Grupa mieszkańców Spółdzielni Mieszkaniowej “Jaroty” dotarła do dokumentów z zarobkami zarządu. Podstawowa pensja prezesa olsztyńskiej spółdzielni wynosi prawie tyle, ile prezydenta Polski. A do tego doliczyć trzeba również premie.
Miesięczna pensja podstawowa prezesa Spółdzielni Mieszkaniowej “Jaroty” w Olsztynie wynosi 19 tys. zł. Taką informację przekazali mieszkańcy spółdzielni na środowej konferencji prasowej. Ta kwota już może przyprawić o zawrót głowy, ale na tym wynagrodzenie prezesa olsztyńskiej spółdzielni się nie kończy.
Spółdzielnia Mieszkaniowa “Jaroty” pod lupą mieszkańców
Mieszkańcy dotarli do informacji, z których wynika, że prezes dodatkowo przyznaje sobie okazjonalne premie, które wynoszą nawet 120 proc. podstawowego wynagrodzenia.
Dla porównania, prezydent RP Andrzej Duda po wszystkich podwyżkach zarabia niecałe 26 tys. zł brutto. Premier Mateusz Morawiecki otrzymuje po podwyżkach wynagrodzenie w wysokości około 20 500 zł brutto.
Mieszkańcy ujawnili też zarobki całego zarządu SM “Jaroty”:
– prezes: ponad 19 tys. zł miesięcznie podstawowej pensji + premie nawet do 120 proc. pensji podstawowej,
– wiceprezes ds. ekonomicznych: 19,38 tys. zł brutto miesięcznie
– wiceprezes ds. inwestycji i remontów: 18,65 tys. brutto miesięcznie
* Koszty podstawowe miesięczne zarządu to ok. 99,4 tys. zł brutto.
* Koszty podstawowe roczne zarządu to ok. 960,19 tys. zł brutto.
* Podsumowanie podstawowych kosztów utrzymywania zarządu SM “Jaroty” rocznie:
960,18 tys. zł brutto + 165,24 tys. zł + 23,524 tys. zł + 14,402 tys. zł = ok. 1 163 358 mln zł brutto.
Protesty mieszkańców
Od kilku miesięcy mieszkańcy organizują protesty przed siedzibą spółdzielni i żądają odejścia prezesa SM “Jaroty” Romana Przedwojskiego oraz całego zarządu.
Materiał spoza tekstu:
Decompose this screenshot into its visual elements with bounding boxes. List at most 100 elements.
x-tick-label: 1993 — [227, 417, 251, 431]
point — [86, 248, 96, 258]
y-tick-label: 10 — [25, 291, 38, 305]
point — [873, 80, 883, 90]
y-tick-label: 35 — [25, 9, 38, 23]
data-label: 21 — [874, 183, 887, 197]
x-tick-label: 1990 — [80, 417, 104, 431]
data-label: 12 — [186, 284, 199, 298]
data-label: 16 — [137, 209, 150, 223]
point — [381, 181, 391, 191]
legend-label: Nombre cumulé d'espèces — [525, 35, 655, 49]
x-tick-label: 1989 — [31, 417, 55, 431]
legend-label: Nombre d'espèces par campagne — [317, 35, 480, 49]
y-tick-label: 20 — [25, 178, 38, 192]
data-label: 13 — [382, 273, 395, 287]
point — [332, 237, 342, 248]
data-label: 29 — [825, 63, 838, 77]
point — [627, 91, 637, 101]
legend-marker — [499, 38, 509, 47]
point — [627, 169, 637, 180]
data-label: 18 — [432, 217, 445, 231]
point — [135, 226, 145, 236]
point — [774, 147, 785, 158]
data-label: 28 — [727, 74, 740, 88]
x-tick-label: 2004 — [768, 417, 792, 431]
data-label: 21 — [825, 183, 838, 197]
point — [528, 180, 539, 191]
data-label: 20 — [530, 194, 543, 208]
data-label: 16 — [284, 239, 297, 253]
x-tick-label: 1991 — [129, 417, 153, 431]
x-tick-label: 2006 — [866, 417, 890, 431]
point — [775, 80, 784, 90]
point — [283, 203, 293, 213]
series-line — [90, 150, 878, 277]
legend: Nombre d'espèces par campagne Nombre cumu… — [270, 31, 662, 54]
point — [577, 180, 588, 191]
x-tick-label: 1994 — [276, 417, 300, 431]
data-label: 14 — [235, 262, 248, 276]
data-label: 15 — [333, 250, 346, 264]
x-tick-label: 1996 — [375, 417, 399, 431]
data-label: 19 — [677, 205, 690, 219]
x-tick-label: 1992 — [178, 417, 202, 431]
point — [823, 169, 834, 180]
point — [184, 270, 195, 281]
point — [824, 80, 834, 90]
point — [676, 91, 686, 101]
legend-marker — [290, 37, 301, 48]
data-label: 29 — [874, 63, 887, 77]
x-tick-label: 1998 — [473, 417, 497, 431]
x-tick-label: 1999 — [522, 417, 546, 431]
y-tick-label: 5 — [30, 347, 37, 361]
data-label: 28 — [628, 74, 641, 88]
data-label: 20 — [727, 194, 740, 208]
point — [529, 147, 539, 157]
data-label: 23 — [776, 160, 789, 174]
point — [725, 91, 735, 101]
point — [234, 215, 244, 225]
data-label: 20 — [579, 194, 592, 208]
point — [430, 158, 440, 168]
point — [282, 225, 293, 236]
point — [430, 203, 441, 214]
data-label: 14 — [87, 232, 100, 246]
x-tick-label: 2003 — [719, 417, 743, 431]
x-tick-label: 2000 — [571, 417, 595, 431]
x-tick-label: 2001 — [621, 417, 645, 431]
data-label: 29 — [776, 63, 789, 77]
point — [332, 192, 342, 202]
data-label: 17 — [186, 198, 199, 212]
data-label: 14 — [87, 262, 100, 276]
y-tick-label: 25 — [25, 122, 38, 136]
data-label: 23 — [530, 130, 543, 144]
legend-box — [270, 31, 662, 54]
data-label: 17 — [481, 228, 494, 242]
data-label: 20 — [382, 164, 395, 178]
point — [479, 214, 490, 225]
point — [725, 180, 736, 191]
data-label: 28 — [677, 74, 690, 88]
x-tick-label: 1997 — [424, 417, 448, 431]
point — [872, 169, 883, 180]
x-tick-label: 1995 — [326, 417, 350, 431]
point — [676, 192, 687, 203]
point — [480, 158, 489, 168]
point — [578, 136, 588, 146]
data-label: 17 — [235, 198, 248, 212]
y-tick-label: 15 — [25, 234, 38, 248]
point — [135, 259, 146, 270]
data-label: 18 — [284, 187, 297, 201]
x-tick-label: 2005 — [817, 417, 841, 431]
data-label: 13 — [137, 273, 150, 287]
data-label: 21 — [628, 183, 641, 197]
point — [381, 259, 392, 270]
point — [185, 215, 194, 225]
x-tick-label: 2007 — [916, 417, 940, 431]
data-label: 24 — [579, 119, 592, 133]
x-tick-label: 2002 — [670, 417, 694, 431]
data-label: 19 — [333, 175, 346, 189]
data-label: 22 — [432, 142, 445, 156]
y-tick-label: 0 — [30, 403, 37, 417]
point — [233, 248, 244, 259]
Członkowie spółdzielni nie zgadzają się również na kolejne podwyżki wprowadzane przez zarząd.
Mieszkańcy uważają, że to nie w porządku, gdy prezes i wiceprezesowie zarabiają po kilkanaście tysięcy złotych miesięcznie, a oni muszą płacić coraz wyższe rachunki. Wskazują też, że podwyżki (w tym roku było ich już pięć) są wprowadzane bez konsultacji z mieszkańcami.
Ponadto mieszkańcy skarżą się na nieregularne wywożenie śmieci, niedokładne sprzątanie klatek schodowych, a nawet zamknięty klub kultury, mimo że regularnie płacą składki na kulturę. Mieszkańcy żądają dymisji prezesa spółdzielni, który pełni tę funkcję od 1994 roku. Chcą, aby ich spółdzielnią zarządzała osoba młoda, rozumiejąca potrzeby mieszkańców i niezaangażowana w politykę.